Women: the weaker sex??? get real men!

frequently, I hear men describe themselves as "being a woman" when they think they are being weak. My husband is particularly guilty of this philosophy. this, if nothing else proves that some things cannot be beaten out of you, since, anyone who has lived with me for 30 years would be hard pressed to think of a woman as "weak." I have never been sure about where the whole philosophy came from or why women have allowed it to continue. However, I can testify that after being a Labor and Delivery nurse for 27 years I can attest to the fact that women are definitely not the weaker of the sexes.

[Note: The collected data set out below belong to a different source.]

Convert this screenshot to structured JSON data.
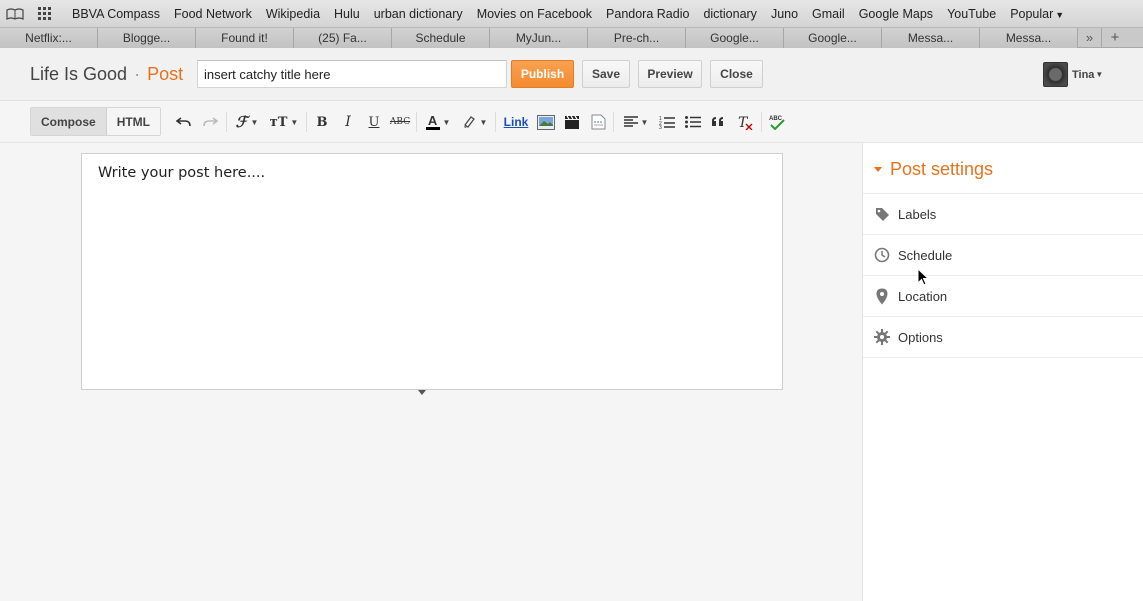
{
  "bookmarks": {
    "items": [
      "BBVA Compass",
      "Food Network",
      "Wikipedia",
      "Hulu",
      "urban dictionary",
      "Movies on Facebook",
      "Pandora Radio",
      "dictionary",
      "Juno",
      "Gmail",
      "Google Maps",
      "YouTube"
    ],
    "popular_label": "Popular"
  },
  "tabs": [
    "Netflix:...",
    "Blogge...",
    "Found it!",
    "(25) Fa...",
    "Schedule",
    "MyJun...",
    "Pre-ch...",
    "Google...",
    "Google...",
    "Messa...",
    "Messa..."
  ],
  "header": {
    "blog_name": "Life Is Good",
    "separator": "·",
    "section": "Post",
    "title_value": "insert catchy title here",
    "publish_label": "Publish",
    "save_label": "Save",
    "preview_label": "Preview",
    "close_label": "Close",
    "account_name": "Tina"
  },
  "toolbar": {
    "compose_label": "Compose",
    "html_label": "HTML",
    "link_label": "Link"
  },
  "editor": {
    "body_text": "Write your post here...."
  },
  "post_settings": {
    "title": "Post settings",
    "items": [
      {
        "label": "Labels",
        "icon": "tag-icon"
      },
      {
        "label": "Schedule",
        "icon": "clock-icon"
      },
      {
        "label": "Location",
        "icon": "location-pin-icon"
      },
      {
        "label": "Options",
        "icon": "gear-icon"
      }
    ]
  },
  "colors": {
    "accent": "#e8721c",
    "publish": "#f48b30"
  }
}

I have seen tanks of men faint at the mere sight of a needle or smattering of blood, let alone go through 18 hours of intense pain  followed by 2 hours of attempting to push a watermelon out of your body. I often tell my patients that I did not start the job as a feminist but I sure became one somewhere along the line!
My midwife friend Anne and I agree on one point and that is "who's stupid idea was it to invite men into the delivery room!" no where is the differences between the two sexes more apparent than there. Men want to "fix things and be in control" and I can assure any of them that those things are fairly useless when having a baby. Occasionally, I have the honor of assisting a woman as my midwife friends do: a natural childbirth with no medication. it is at those moments when I remember why I became a birthing nurse and why I am 100% convinced that there is no way women are the weaker of the sexes. the concentration, power and support that is involved in going through natural childbirth is indescribable. every contraction is fought for and a test of endurance. there is no solving, only support and every one of the pains assures us of the power of the female body and the miracle that goes into bringing life into the world. while childbirth is always amazing, an unmedicated birth is truly a thing to behold. there is no force on earth like it and in the core of my being, I know that no man could ever do it.
While giving birth is a testimony to the power of women, motherhood is the true litmus test. it always amuses me that women work, shop, pay bills and care for their husbands and children; but if men are left in charge of the home they are "babysitting." Max would be the first to admit he does not multi-task and nothing needs multitasking as much as parenthood, especially parenting a child with special needs.
When I look back on our child rearing time together it astonishes me how much we got done and how much I did on so little sleep. it is a small wonder now that I love my naps so much! I think I am still catching up. Mothers are ferocious. no one who has ever seen a mother defending her child would have the audacity to describe them as weak. yet, the myth persists. if a man cries he is "being a woman" if he is hurt, he is "acting like a girl." perhaps we should just turn it around and accept the compliment! the last time that Max was foolish enough to comment that he was behaving like a female, I quipped that he should be so lucky! but  dont let them in on the secret. after all, we know that we are the stronger ones so we can give a little|!